Problem :
Let :
$$\frac{\Gamma(x+1)}{(x+x^2)}=f(x),x>0$$
Then let $A=\sqrt{\frac{\pi}{4}}-1$ And $y$ be the global minimum over $x\in (0,\infty)$ of $f(x)$ then it seems we have :
$$2+A-A^4-30A^6-103A^8-76A^{10}-23A^{12}-22A^{14}-3A^{16}-\cdots=y\tag{I}$$
I cannot pursue it because of the floating point in computer but I have a Conjecture:
Conjecture :
Starting from $-3A^{16}$ all the coefficient in absolute value are less than $100$.
Update :
A similar series is :
$B=0.4616321944\cdots!$ be the minimum of $\Gamma(x+1),x>0$ then it seems we have :
$$y=1+B+2(B-1)^4+20(B-1)^6+\cdots$$
Why it's interesting:
The related inequality :
$$h(x)=\Gamma(x)\geq f(y)(x+1)=h'(y)(x-y)+h(y)$$
Which says there is no other form of this kind .

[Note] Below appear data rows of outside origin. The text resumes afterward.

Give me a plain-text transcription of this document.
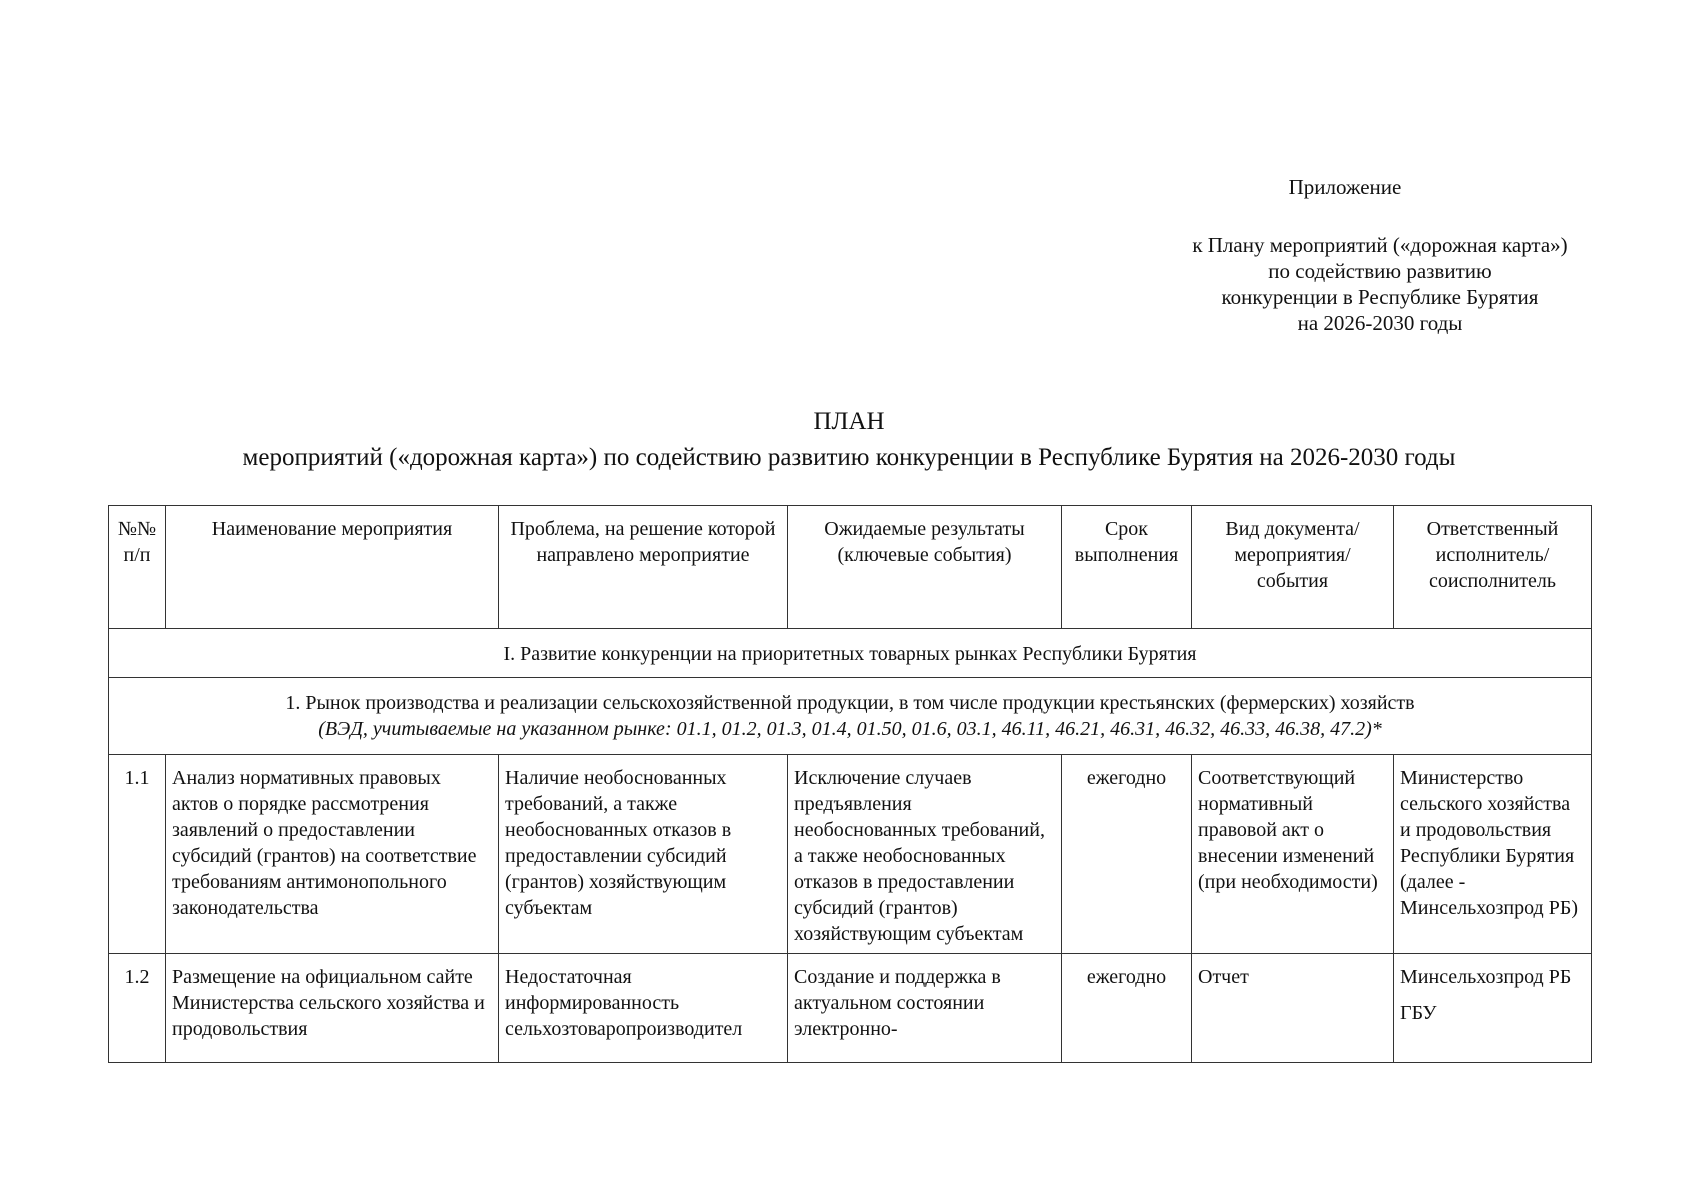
Приложение
к Плану мероприятий («дорожная карта»)
по содействию развитию
конкуренции в Республике Бурятия
на 2026-2030 годы
ПЛАН
мероприятий («дорожная карта») по содействию развитию конкуренции в Республике Бурятия на 2026-2030 годы
№№ п/п	Наименование мероприятия	Проблема, на решение которой направлено мероприятие	Ожидаемые результаты (ключевые события)	Срок выполнения	Вид документа/ мероприятия/ события	Ответственный исполнитель/ соисполнитель
I. Развитие конкуренции на приоритетных товарных рынках Республики Бурятия						

1. Рынок производства и реализации сельскохозяйственной продукции, в том числе продукции крестьянских (фермерских) хозяйств
(ВЭД, учитываемые на указанном рынке: 01.1, 01.2, 01.3, 01.4, 01.50, 01.6, 03.1, 46.11, 46.21, 46.31, 46.32, 46.33, 46.38, 47.2)*						

1.1	Анализ нормативных правовых актов о порядке рассмотрения заявлений о предоставлении субсидий (грантов) на соответствие требованиям антимонопольного законодательства	Наличие необоснованных требований, а также необоснованных отказов в предоставлении субсидий (грантов) хозяйствующим субъектам	Исключение случаев предъявления необоснованных требований, а также необоснованных отказов в предоставлении субсидий (грантов) хозяйствующим субъектам	ежегодно	Соответствующий нормативный правовой акт о внесении изменений (при необходимости)	Министерство сельского хозяйства и продовольствия Республики Бурятия (далее - Минсельхозпрод РБ)
1.2	Размещение на официальном сайте Министерства сельского хозяйства и продовольствия	Недостаточная информированность сельхозтоваропроизводител	Создание и поддержка в актуальном состоянии электронно-	ежегодно	Отчет	Минсельхозпрод РБ
ГБУ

I think we need a second point as we have :
$$\arcsin(\int_{0}^{1}t!dt×x)=q(x),\Gamma(x+1)=h(x+1)$$
Then :
$$|q(A+1)-h(A+1)|<4×10^{-5}$$
A strategy :
We have :
$$(x+1)^2\psi(x+2)+(x+1)(\psi(x+2)-2)-1=F(x),F(y-1)=0$$
Where $\psi$ is the digamma function .
Then as the derivative is positive for the truncated sum $I$ we can use Bernstein's polynomials with a faster converging series than the classical Bernstein's polynomials. Then use Bürmann theorem
Question :
How to (dis)prove the conjecture ?
Reference :
Let $$z=2+A-A^4-30A^6-103A^8-76A^{10}-23A^{12}-22A^{14}-3A^{16}.$$ As I understood the conjecture, it states that there exists a sequence $(c_n)_{n=9}^\infty$ of integers of absolute value less that $100$ such that $z+\sum_{n=9}^\infty c_nA^{2n}=y$, that is $y-z=\sum_{n=9}^\infty c_nA^{2n}$. Since $A^2>\frac 1{99}$, it is easy to show that the set of real numbers representable in the form $\sum_{n=9}^\infty c_nA^{2n}$ is the segment $[-C,C]$, where $C=\sum_{n=9}^\infty 99A^{2n}=\frac{99A^{18}}{1-A^2}$. (In fact, to represent the numbers from $[-C,C]$ it suffices to use only sequences $(c_n)_{n=9}^\infty$ with nonpositive or nonnegative members). So the conjecture is equivalent to $|y-z|\le C$. I expect the latter inequality can be checked if we calculate $y$ and $z$ sufficiently precise.